What we did so far to improve the performance:
- Disabled swapping
- raised the shardsize of the index to 5 (one shard per node)
- intially we started with geo_shape queries and changed them to geo_distance filters now
- reduce the percolated queries by filtering the type
- use geo_distance type plane
We have indexed about 3million queries, what options do we have to increase the performance further?
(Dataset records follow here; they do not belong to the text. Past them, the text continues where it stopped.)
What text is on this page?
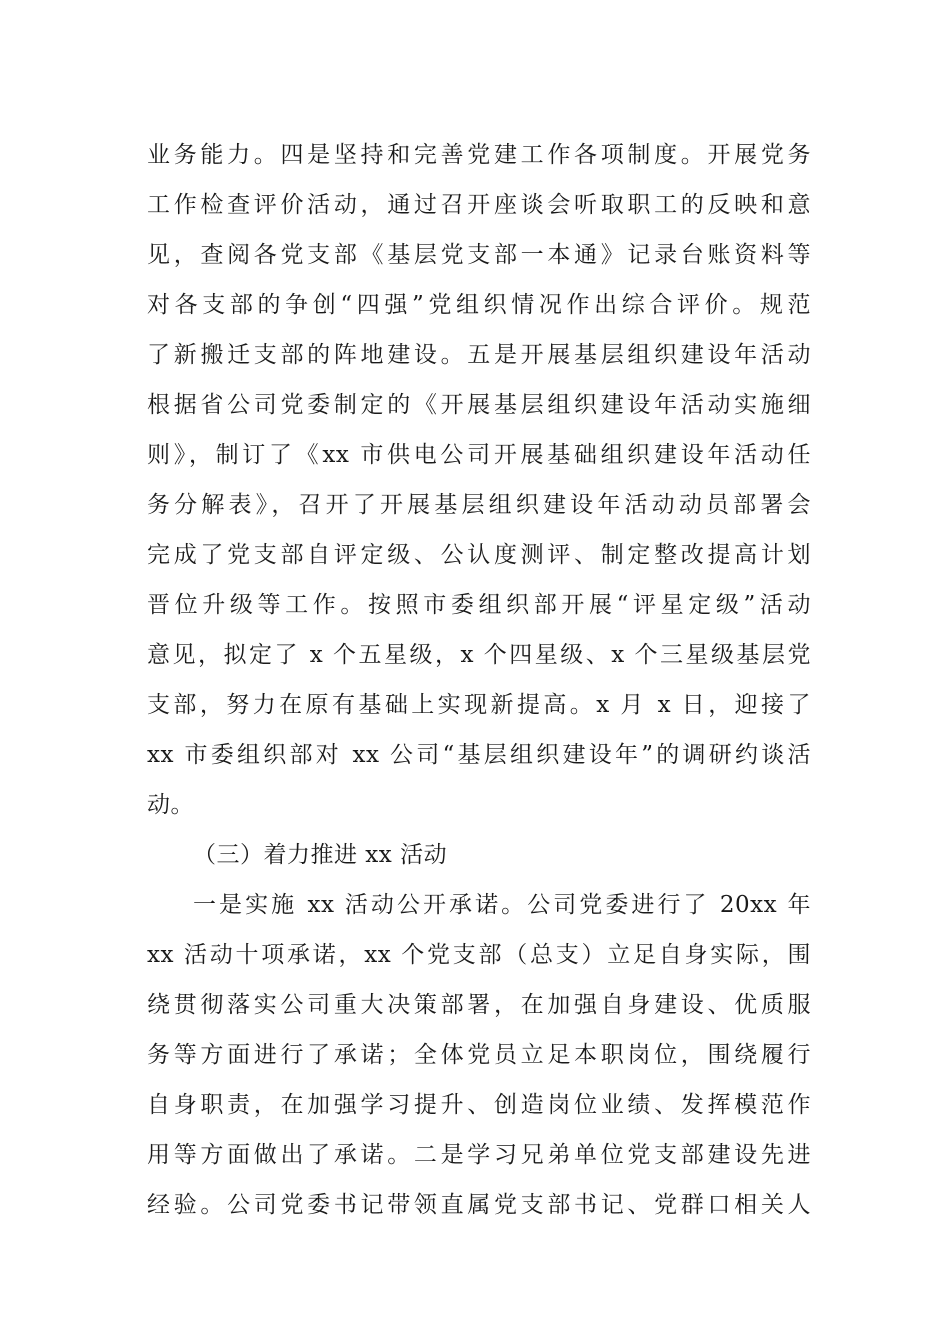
业务能力。四是坚持和完善党建工作各项制度。开展党务
工作检查评价活动，通过召开座谈会听取职工的反映和意
见，查阅各党支部《基层党支部一本通》记录台账资料等
对各支部的争创“四强”党组织情况作出综合评价。规范
了新搬迁支部的阵地建设。五是开展基层组织建设年活动
根据省公司党委制定的《开展基层组织建设年活动实施细
则》，制订了《xx 市供电公司开展基础组织建设年活动任
务分解表》，召开了开展基层组织建设年活动动员部署会
完成了党支部自评定级、公认度测评、制定整改提高计划
晋位升级等工作。按照市委组织部开展“评星定级”活动
意见，拟定了 x 个五星级，x 个四星级、x 个三星级基层党
支部，努力在原有基础上实现新提高。x 月 x 日，迎接了
xx 市委组织部对 xx 公司“基层组织建设年”的调研约谈活
动。
（三）着力推进 xx 活动
一是实施 xx 活动公开承诺。公司党委进行了 20xx 年
xx 活动十项承诺，xx 个党支部（总支）立足自身实际，围
绕贯彻落实公司重大决策部署，在加强自身建设、优质服
务等方面进行了承诺；全体党员立足本职岗位，围绕履行
自身职责，在加强学习提升、创造岗位业绩、发挥模范作
用等方面做出了承诺。二是学习兄弟单位党支部建设先进
经验。公司党委书记带领直属党支部书记、党群口相关人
The queries that we index are looking like this:
{
"query": {
"filtered": {
"query": {"match_all": {}},
"filter": {
"and": {
"filters": [
{
"range": {
"price": {
"from": 0,
"to": 400
}
}
},
{
"range": {
"rooms": {
"from": 4,
"to": 6
}
}
},
{
"range": {
"area": {
"from": 500,
"to": 720
}
}
},
{
"geo_distance": {
"location" : {
"lat" : 40,
"lon" : -70
},
"distance": 10,
"distance_unit": "km"
}
}
]
}
}
}
}
}
The documents that we are percolating look like this:
{
"doc": {
"price": 400,
"area": 30,
"rooms": 1,
"location": {
"lat": 52.517801,
"lon": 13.400000
}
},
"filter": {
"term" : {
"type": "xyz"
}
}
}
Mappings:
"mappings" : {
".percolator" : {
"_id" : {
"index" : "not_analyzed"
},
"properties" : {
"query" : {
"type" : "object",
"enabled" : false
},
"realEstateType" : {
"type" : "string",
"index" : "not_analyzed"
}
}
},
"anonyme_gesuche" : {
"_source" : {
"enabled" : false
},
"properties" : {
"area" : {
"type" : "double"
},
"geoKey" : {
"type" : "string",
"index" : "not_analyzed"
},
"location" : {
"type" : "geo_point"
},
"price" : {
"type" : "double"
},
"realEstateType" : {
"type" : "string"
},
"rooms" : {
"type" : "double"
}
}
}
}